Море наполнило меня собою, и сердце с глухими раскатами погнало по телу соленую воду. Я был синий; я барахтался в синей кипени; я падал в синюю пустоту, схваченный, как судорогой, страшным, неземным чувством счастья. Я был водой и тек вместе с нею, чувствовал и знал каждую вибрацию своего бесконечного тела, слышал мысли каждой мельчайшей песчинки. Все было плавно-грациозно, бесцельно и медленно, как падение во сне. И вот, когда моя рука уже коснулась пустоты, меня грубо, как слепого котенка за загривок, выдернули из блаженства в соленый мрак, под паучье, жидкое брюхо небес. Я не видел ее, но даже в том полусне-полусмерти узнал: черная рука бережно, но крепко обвила мою грудь, безвольных ног нежно касались складки черного платья. Мы были опутаны и защищены ее седыми волосами: пряди тянулись за нами длинным пенным шлейфом. Одна прядка попала мне в рот, и я жевал ее, как пациент, которому без наркоза ампутируют ногу.

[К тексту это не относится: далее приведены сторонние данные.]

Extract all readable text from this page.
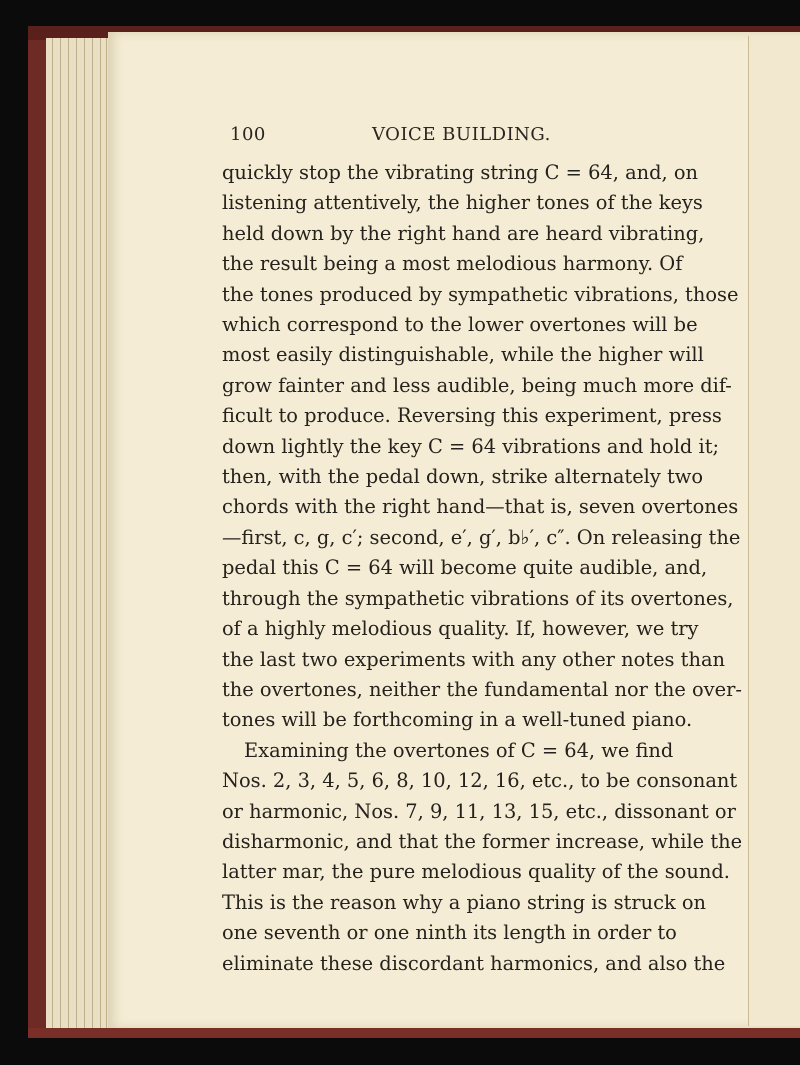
100	VOICE BUILDING.
quickly stop the vibrating string C = 64, and, on
listening attentively, the higher tones of the keys
held down by the right hand are heard vibrating,
the result being a most melodious harmony. Of
the tones produced by sympathetic vibrations, those
which correspond to the lower overtones will be
most easily distinguishable, while the higher will
grow fainter and less audible, being much more dif-
ficult to produce. Reversing this experiment, press
down lightly the key C = 64 vibrations and hold it;
then, with the pedal down, strike alternately two
chords with the right hand—that is, seven overtones
—first, c, g, c′; second, e′, g′, b♭′, c″. On releasing the
pedal this C = 64 will become quite audible, and,
through the sympathetic vibrations of its overtones,
of a highly melodious quality. If, however, we try
the last two experiments with any other notes than
the overtones, neither the fundamental nor the over-
tones will be forthcoming in a well-tuned piano.
Examining the overtones of C = 64, we find
Nos. 2, 3, 4, 5, 6, 8, 10, 12, 16, etc., to be consonant
or harmonic, Nos. 7, 9, 11, 13, 15, etc., dissonant or
disharmonic, and that the former increase, while the
latter mar, the pure melodious quality of the sound.
This is the reason why a piano string is struck on
one seventh or one ninth its length in order to
eliminate these discordant harmonics, and also the
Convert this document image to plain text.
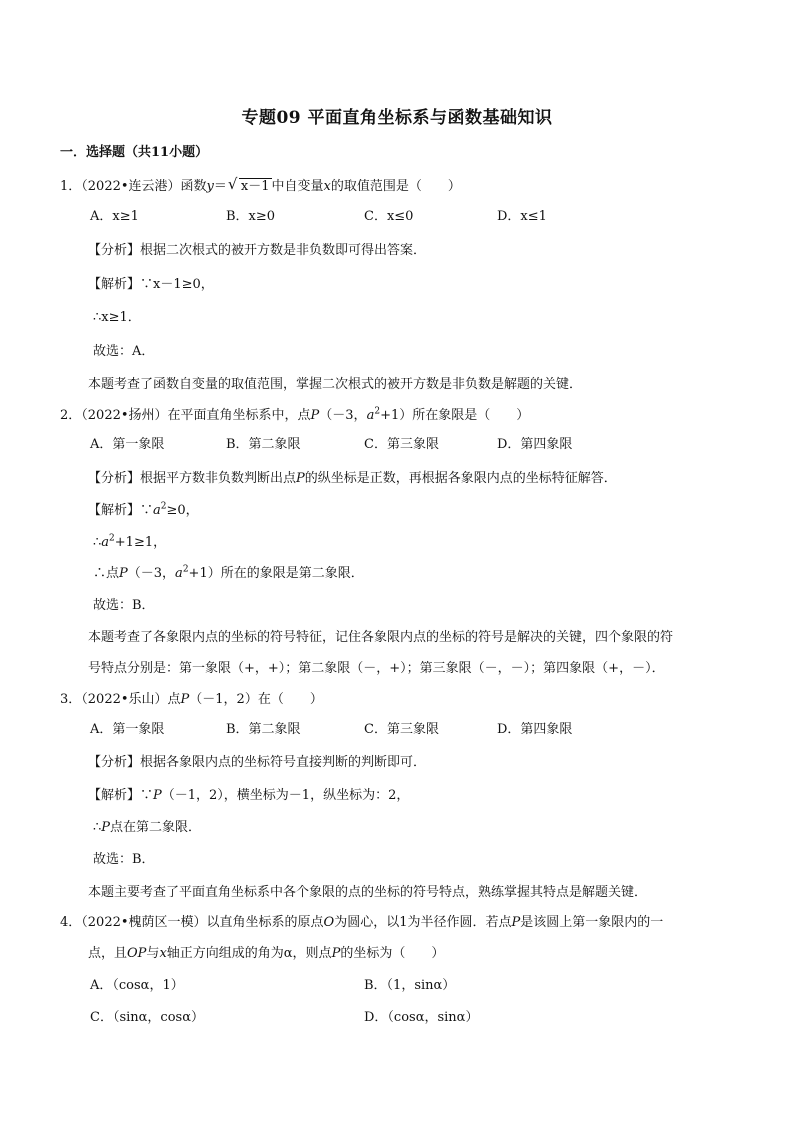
专题09 平面直角坐标系与函数基础知识
一．选择题（共11小题）
1．（2022•连云港）函数y＝ √ x－1 中自变量x的取值范围是（　　）
A．x≥1	B．x≥0	C．x≤0	D．x≤1
【分析】根据二次根式的被开方数是非负数即可得出答案．
【解析】∵x－1≥0，
∴x≥1．
故选：A．
本题考查了函数自变量的取值范围，掌握二次根式的被开方数是非负数是解题的关键．
2．（2022•扬州）在平面直角坐标系中，点P（－3，$a^2+1$）所在象限是（　　）
A．第一象限	B．第二象限	C．第三象限	D．第四象限
【分析】根据平方数非负数判断出点P的纵坐标是正数，再根据各象限内点的坐标特征解答．
【解析】$\because a^2\ge 0$，
$\therefore a^2+1\ge 1$，
∴点P（－3，$a^2+1$）所在的象限是第二象限．
故选：B．
本题考查了各象限内点的坐标的符号特征，记住各象限内点的坐标的符号是解决的关键，四个象限的符
号特点分别是：第一象限（+，+）；第二象限（－，+）；第三象限（－，－）；第四象限（+，－）．
3．（2022•乐山）点P（－1，2）在（　　）
A．第一象限	B．第二象限	C．第三象限	D．第四象限
【分析】根据各象限内点的坐标符号直接判断的判断即可．
【解析】∵P（－1，2），横坐标为－1，纵坐标为：2，
∴P点在第二象限．
故选：B．
本题主要考查了平面直角坐标系中各个象限的点的坐标的符号特点，熟练掌握其特点是解题关键．
4．（2022•槐荫区一模）以直角坐标系的原点O为圆心，以1为半径作圆．若点P是该圆上第一象限内的一
点，且OP与x轴正方向组成的角为α，则点P的坐标为（　　）
A．（cosα，1）	B．（1，sinα）
C．（sinα，cosα）	D．（cosα，sinα）
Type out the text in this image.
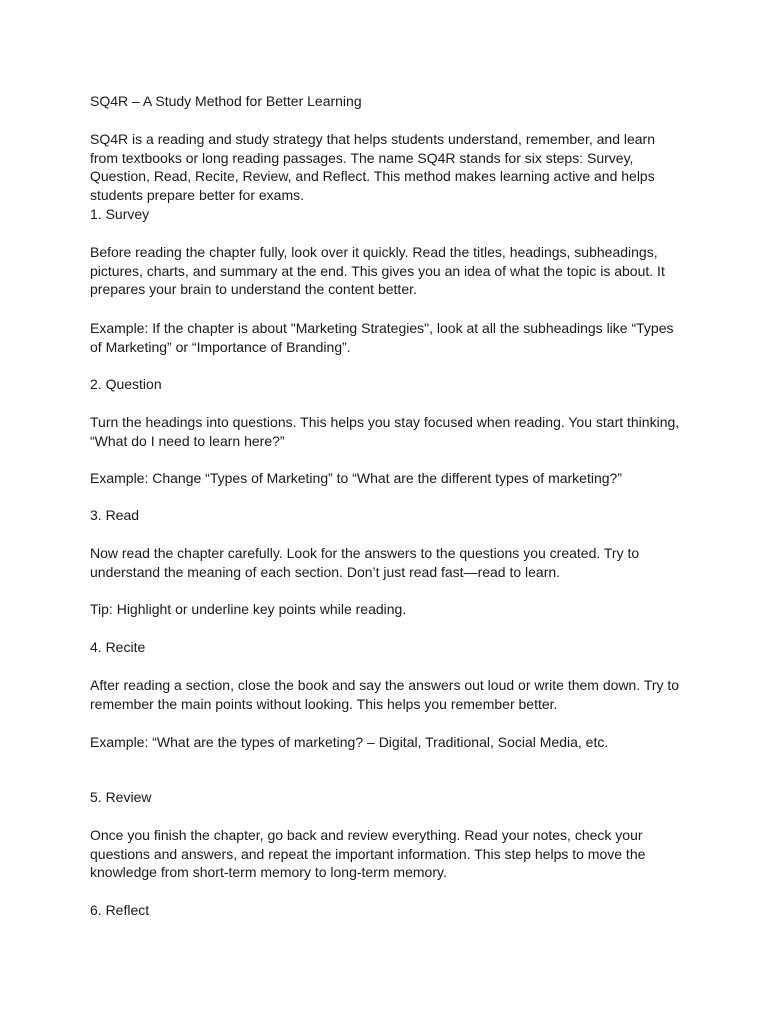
SQ4R – A Study Method for Better Learning

SQ4R is a reading and study strategy that helps students understand, remember, and learn
from textbooks or long reading passages. The name SQ4R stands for six steps: Survey,
Question, Read, Recite, Review, and Reflect. This method makes learning active and helps
students prepare better for exams.

1. Survey

Before reading the chapter fully, look over it quickly. Read the titles, headings, subheadings,
pictures, charts, and summary at the end. This gives you an idea of what the topic is about. It
prepares your brain to understand the content better.

Example: If the chapter is about "Marketing Strategies", look at all the subheadings like “Types
of Marketing” or “Importance of Branding”.

2. Question

Turn the headings into questions. This helps you stay focused when reading. You start thinking,
“What do I need to learn here?”

Example: Change “Types of Marketing” to “What are the different types of marketing?”

3. Read

Now read the chapter carefully. Look for the answers to the questions you created. Try to
understand the meaning of each section. Don’t just read fast—read to learn.

Tip: Highlight or underline key points while reading.

4. Recite

After reading a section, close the book and say the answers out loud or write them down. Try to
remember the main points without looking. This helps you remember better.

Example: “What are the types of marketing? – Digital, Traditional, Social Media, etc.

5. Review

Once you finish the chapter, go back and review everything. Read your notes, check your
questions and answers, and repeat the important information. This step helps to move the
knowledge from short-term memory to long-term memory.

6. Reflect
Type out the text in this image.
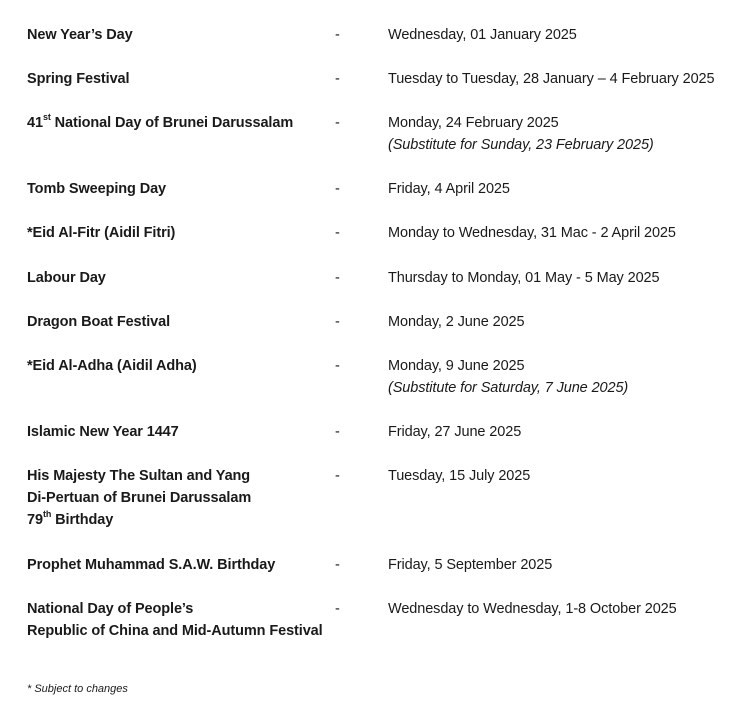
New Year’s Day	-	Wednesday, 01 January 2025
Spring Festival	-	Tuesday to Tuesday, 28 January – 4 February 2025
41st National Day of Brunei Darussalam	-	Monday, 24 February 2025
(Substitute for Sunday, 23 February 2025)
Tomb Sweeping Day	-	Friday, 4 April 2025
*Eid Al-Fitr (Aidil Fitri)	-	Monday to Wednesday, 31 Mac - 2 April 2025
Labour Day	-	Thursday to Monday, 01 May - 5 May 2025
Dragon Boat Festival	-	Monday, 2 June 2025
*Eid Al-Adha (Aidil Adha)	-	Monday, 9 June 2025
(Substitute for Saturday, 7 June 2025)
Islamic New Year 1447	-	Friday, 27 June 2025
His Majesty The Sultan and Yang
Di-Pertuan of Brunei Darussalam
79th Birthday
-	Tuesday, 15 July 2025
Prophet Muhammad S.A.W. Birthday	-	Friday, 5 September 2025
National Day of People’s
Republic of China and Mid-Autumn Festival
-	Wednesday to Wednesday, 1-8 October 2025
* Subject to changes
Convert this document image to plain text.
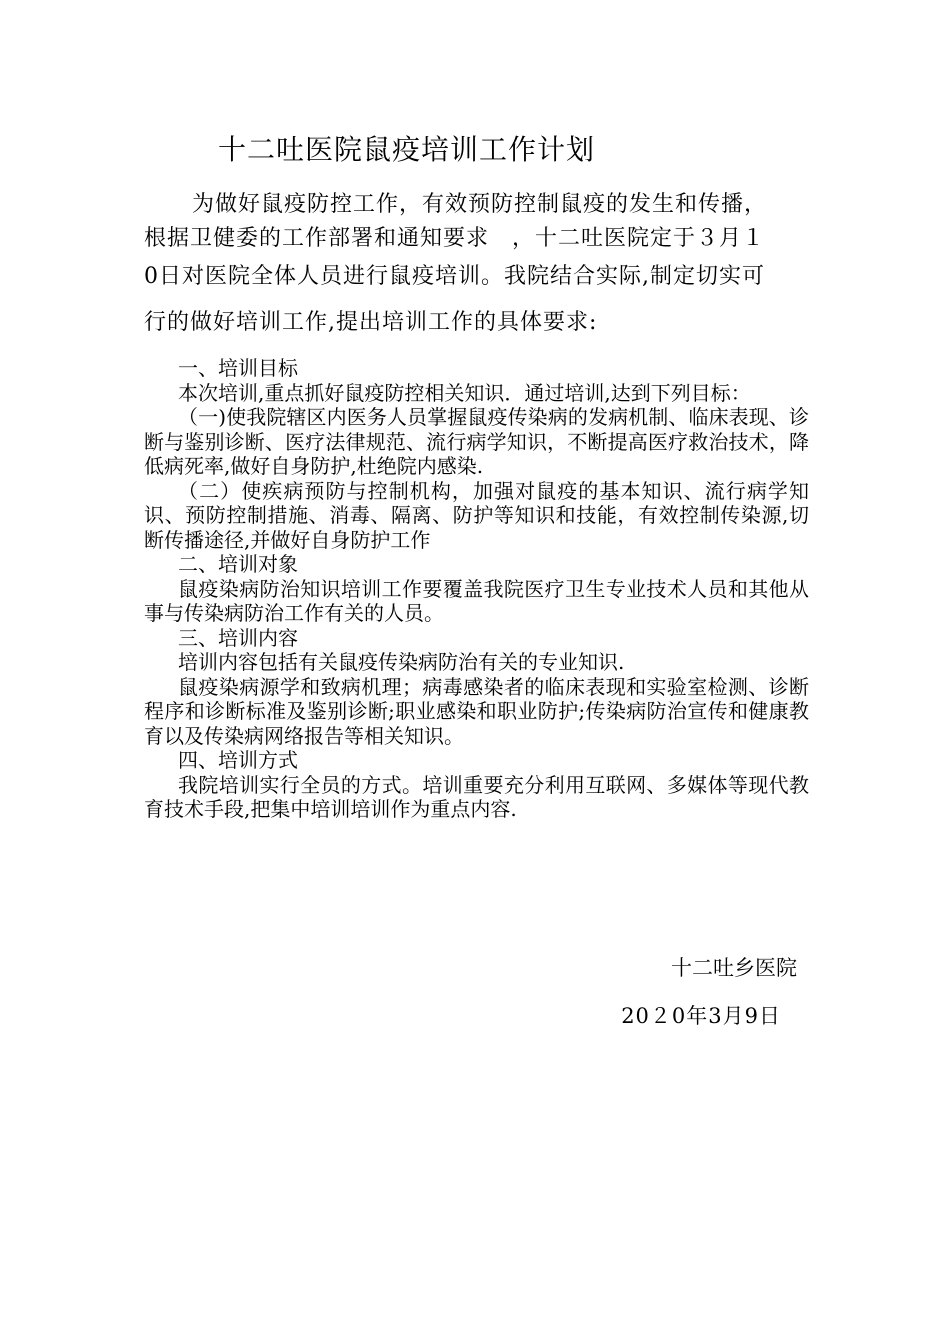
十二吐医院鼠疫培训工作计划
为做好鼠疫防控工作，有效预防控制鼠疫的发生和传播，
根据卫健委的工作部署和通知要求　，十二吐医院定于３月１
0日对医院全体人员进行鼠疫培训。我院结合实际,制定切实可
行的做好培训工作,提出培训工作的具体要求:

一、培训目标

本次培训,重点抓好鼠疫防控相关知识．通过培训,达到下列目标：

（一)使我院辖区内医务人员掌握鼠疫传染病的发病机制、临床表现、诊断与鉴别诊断、医疗法律规范、流行病学知识，不断提高医疗救治技术，降低病死率,做好自身防护,杜绝院内感染.

（二）使疾病预防与控制机构，加强对鼠疫的基本知识、流行病学知识、预防控制措施、消毒、隔离、防护等知识和技能，有效控制传染源,切断传播途径,并做好自身防护工作

二、培训对象

鼠疫染病防治知识培训工作要覆盖我院医疗卫生专业技术人员和其他从事与传染病防治工作有关的人员。

三、培训内容

培训内容包括有关鼠疫传染病防治有关的专业知识.

鼠疫染病源学和致病机理；病毒感染者的临床表现和实验室检测、诊断程序和诊断标准及鉴别诊断;职业感染和职业防护;传染病防治宣传和健康教育以及传染病网络报告等相关知识。

四、培训方式

我院培训实行全员的方式。培训重要充分利用互联网、多媒体等现代教育技术手段,把集中培训培训作为重点内容.

十二吐乡医院
20２0年3月9日
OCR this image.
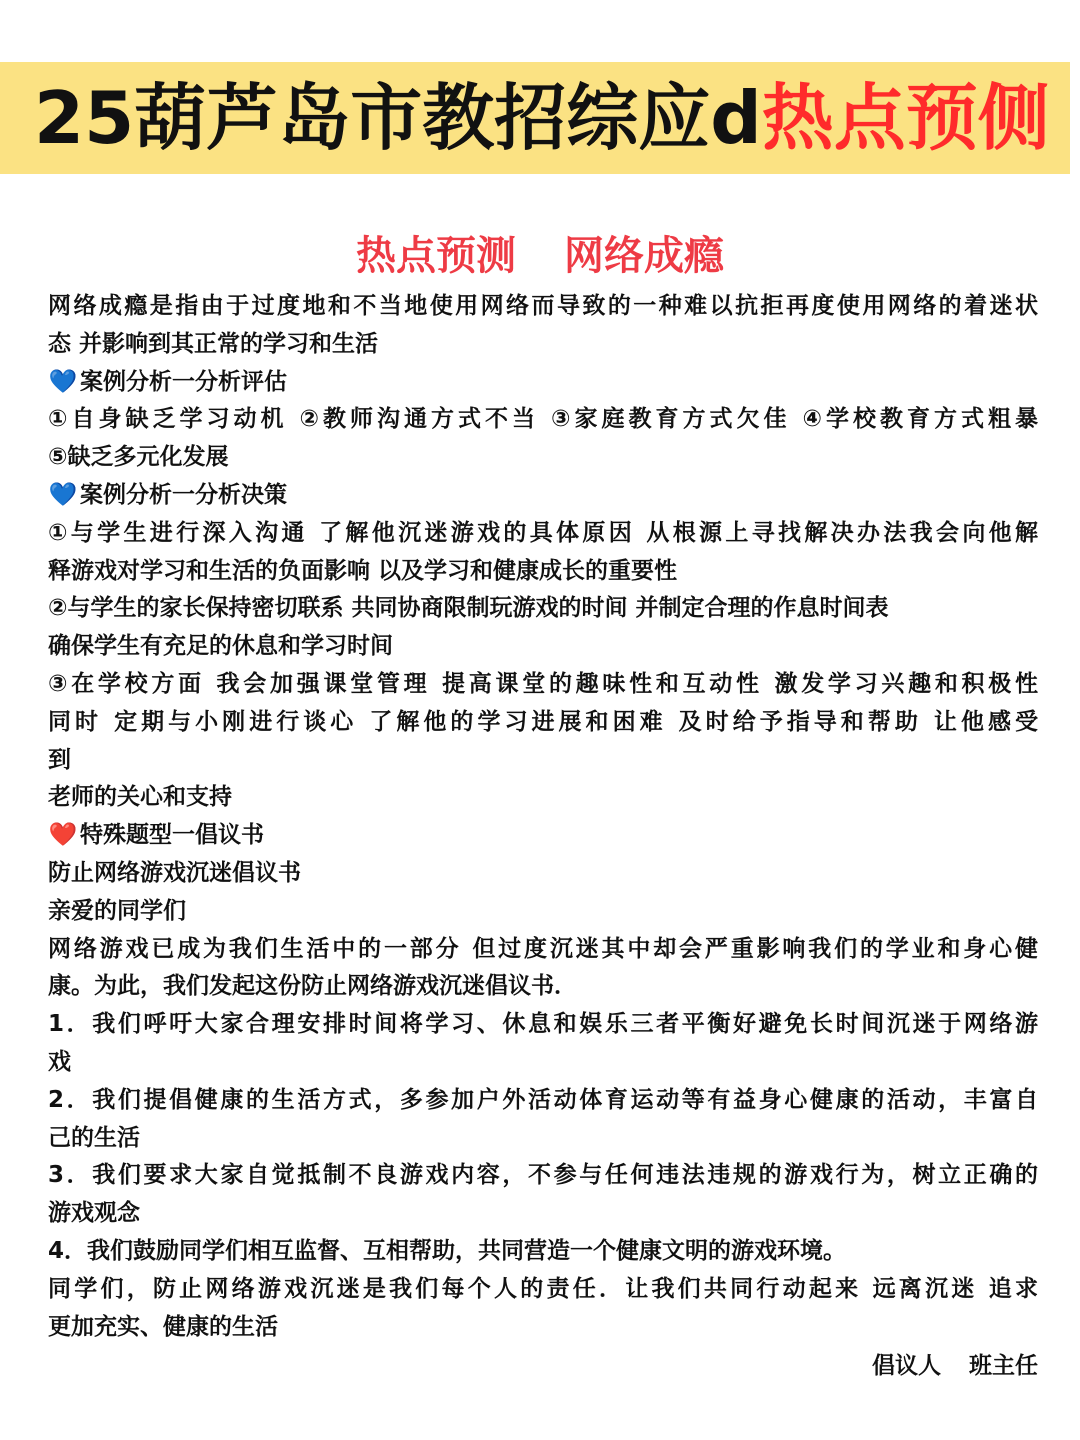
25葫芦岛市教招综应d热点预侧
热点预测 网络成瘾
网络成瘾是指由于过度地和不当地使用网络而导致的一种难以抗拒再度使用网络的着迷状
态 并影响到其正常的学习和生活
💙 案例分析一分析评估
①自身缺乏学习动机 ②教师沟通方式不当 ③家庭教育方式欠佳 ④学校教育方式粗暴
⑤缺乏多元化发展
💙 案例分析一分析决策
①与学生进行深入沟通 了解他沉迷游戏的具体原因 从根源上寻找解决办法我会向他解
释游戏对学习和生活的负面影响 以及学习和健康成长的重要性
②与学生的家长保持密切联系 共同协商限制玩游戏的时间 并制定合理的作息时间表
确保学生有充足的休息和学习时间
③在学校方面 我会加强课堂管理 提高课堂的趣味性和互动性 激发学习兴趣和积极性
同时 定期与小刚进行谈心 了解他的学习进展和困难 及时给予指导和帮助 让他感受
到
老师的关心和支持
❤️ 特殊题型一倡议书
防止网络游戏沉迷倡议书
亲爱的同学们
网络游戏已成为我们生活中的一部分 但过度沉迷其中却会严重影响我们的学业和身心健
康。为此，我们发起这份防止网络游戏沉迷倡议书．
1．我们呼吁大家合理安排时间将学习、休息和娱乐三者平衡好避免长时间沉迷于网络游
戏
2．我们提倡健康的生活方式，多参加户外活动体育运动等有益身心健康的活动，丰富自
己的生活
3．我们要求大家自觉抵制不良游戏内容，不参与任何违法违规的游戏行为，树立正确的
游戏观念
4．我们鼓励同学们相互监督、互相帮助，共同营造一个健康文明的游戏环境。
同学们，防止网络游戏沉迷是我们每个人的责任．让我们共同行动起来 远离沉迷 追求
更加充实、健康的生活
倡议人 班主任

У самого берега хватка рук и волос ослабла, и я почувствовал, что снова соскальзываю в синюю пустоту. Море ударяло по песку и, подталкивая к берегу, не давало до него добраться, втягивая назад. Я закрыл глаза; меня требовательно схватили за шкирку и поволокли.
Дальше я сидел, икая, трясясь в жутком ознобе, а она пребольно колотила меня по рукам и спине, пока я не закашлялся до слез. Я видел, как она, облепленная, словно чешуей, своим платьем — школьной формой, устало заходит в море, но ни побежать следом, ни даже сказать что-либо не мог. Помню остроклювую черную волну с мелькнувшим, как безумный глаз, солнцем; помню, как она застыла на мгновенье во всей своей кромешной и беспощадной красоте и рухнула на старуху, на море, на весь свет.
Долго-долго шел дождь. В прорехи времени просочились какие-то перочинные люди, разрезали дождевую пелену и, набросив на меня одеяло, забегали вдоль берега. Чайки куда-то сгинули, быть может — насовсем. Над морем, в испитом, исхлестанном небе клочьями висели черные, как дым, тучи. Я ощущал эту копоть небесную: она осела на моих волосах, лице, забилась под ногти. Бурые скалы желтели, высыхая. Песок желтой пеной носило вдоль берега. В небесах разливалась апатия, необоримое, вселенское равнодушие; волны не бежали — валандались; даже ветер казался нервной зевотой. Повсюду был какой-то сор, какая-то стружка, табачного цвета требуха. Омерзительно пахло жареной рыбой.